We made our first ever visit to Cedar Key in July of this year and, while the town has its’ appeal, summer is not the time to go as a good deal of the town is actually closed. When we went looking for a cup of coffee in the morning we simply could not find anything open. The town has a few coffee shops and a donut shop and they were all closed for vacation when we were there. There are only a few hotel/motels in town and none of them received much in the way of inviting reviews. The one we chose, The Beach Front Motel, was basic and nowhere near a swimming beach.
You arrive in the town as Florida 27 turns into D Street. It crosses 2nd Street which is the main thoroughfare and offers a number of nice shops. If you turn left on 2nd Street and in a block make a right on C Street you will find yourself heading toward the Gulf and Dock Street.

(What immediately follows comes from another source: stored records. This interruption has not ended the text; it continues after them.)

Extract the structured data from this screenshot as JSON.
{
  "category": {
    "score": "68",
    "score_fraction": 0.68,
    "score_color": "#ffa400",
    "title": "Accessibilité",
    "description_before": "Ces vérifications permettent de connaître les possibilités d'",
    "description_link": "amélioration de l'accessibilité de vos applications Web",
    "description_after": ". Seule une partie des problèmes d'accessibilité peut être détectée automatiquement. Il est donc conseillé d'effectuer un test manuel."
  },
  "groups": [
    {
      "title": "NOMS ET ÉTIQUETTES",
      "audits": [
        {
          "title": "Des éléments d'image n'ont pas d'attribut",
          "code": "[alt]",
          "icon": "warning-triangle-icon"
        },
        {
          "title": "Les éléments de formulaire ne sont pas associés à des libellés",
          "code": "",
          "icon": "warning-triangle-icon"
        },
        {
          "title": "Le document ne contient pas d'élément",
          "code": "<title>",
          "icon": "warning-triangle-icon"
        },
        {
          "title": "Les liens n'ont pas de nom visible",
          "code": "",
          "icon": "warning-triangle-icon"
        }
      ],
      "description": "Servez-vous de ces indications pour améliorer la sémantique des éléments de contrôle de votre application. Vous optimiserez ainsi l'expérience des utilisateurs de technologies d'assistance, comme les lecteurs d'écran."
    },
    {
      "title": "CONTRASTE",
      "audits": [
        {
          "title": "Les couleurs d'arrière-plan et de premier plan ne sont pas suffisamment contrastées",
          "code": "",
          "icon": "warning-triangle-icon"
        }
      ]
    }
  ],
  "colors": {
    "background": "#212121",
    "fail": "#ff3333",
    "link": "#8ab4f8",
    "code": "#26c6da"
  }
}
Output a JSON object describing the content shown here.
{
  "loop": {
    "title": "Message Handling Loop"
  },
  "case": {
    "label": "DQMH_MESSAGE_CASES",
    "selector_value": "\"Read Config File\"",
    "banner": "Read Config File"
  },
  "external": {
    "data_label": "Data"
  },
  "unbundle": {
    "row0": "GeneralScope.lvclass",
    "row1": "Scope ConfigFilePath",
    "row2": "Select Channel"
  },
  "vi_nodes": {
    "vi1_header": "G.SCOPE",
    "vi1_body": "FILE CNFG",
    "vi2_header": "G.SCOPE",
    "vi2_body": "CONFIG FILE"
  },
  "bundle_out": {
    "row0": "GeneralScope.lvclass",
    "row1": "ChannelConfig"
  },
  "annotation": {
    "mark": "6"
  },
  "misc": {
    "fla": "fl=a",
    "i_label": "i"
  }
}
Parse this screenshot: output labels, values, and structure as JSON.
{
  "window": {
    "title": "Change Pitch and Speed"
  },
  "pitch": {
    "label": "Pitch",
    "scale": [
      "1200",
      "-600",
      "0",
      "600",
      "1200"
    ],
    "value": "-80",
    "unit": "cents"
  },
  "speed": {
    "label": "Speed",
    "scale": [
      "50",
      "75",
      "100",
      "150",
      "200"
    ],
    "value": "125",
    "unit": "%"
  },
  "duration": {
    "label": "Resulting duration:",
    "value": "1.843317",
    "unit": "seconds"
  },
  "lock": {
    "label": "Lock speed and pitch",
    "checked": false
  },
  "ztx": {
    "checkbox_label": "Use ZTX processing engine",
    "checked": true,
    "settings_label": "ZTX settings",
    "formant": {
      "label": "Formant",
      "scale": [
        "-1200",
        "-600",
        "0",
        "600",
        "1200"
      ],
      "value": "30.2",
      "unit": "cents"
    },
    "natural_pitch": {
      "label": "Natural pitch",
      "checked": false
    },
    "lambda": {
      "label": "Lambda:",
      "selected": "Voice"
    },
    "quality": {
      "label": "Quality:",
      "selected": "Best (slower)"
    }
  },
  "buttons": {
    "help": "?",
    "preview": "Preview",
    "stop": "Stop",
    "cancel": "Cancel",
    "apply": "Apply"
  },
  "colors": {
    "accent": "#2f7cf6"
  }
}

Back in town at the corner of D and 2nd is Tony’s Seafood Restaurant which is famous for award winning clam chowder. That was where we went for our first meal and we were not disappointed as the chowder was remarkable. You can also take some cans home with you or mail order later. If you are looking for white tablecloths and atmosphere in Cedar Key you’re probably going to be disappointed.
Along the waterfront on Dock Street there are a number of gift shops and five or six restaurants worth considering. We tried Steamers Clam Bar and Grill which offered a fairly extensive menu including lots of fresh seafood in both small plates and entrees. They also featured a nice selection of local craft beers and a full bar.
Cedar Key is not the sort of town you just discover since it is so far off the beaten track. There is very little in the way of a beach to draw people and nothing like a resort area vibe. Unless you are into fishing, it’s hard to think of a reason why you would spend more than a day here. There is one recommendation we would make, however. If you are spending time in north central Florida say near Gainesville, Cedar Key is an excellent choice for a day trip. It is less than an hour and a half drive. It has a character that reminded us of the Florida Keys thirty years ago – a laid back place with good seafood, fishing and salt air. The town has a vibrant art colony and the galleries and craft/gift shops are worth perusing. Also, in winter when more things are open, we were assured that we would find more to make a trip off the beaten path worth the time.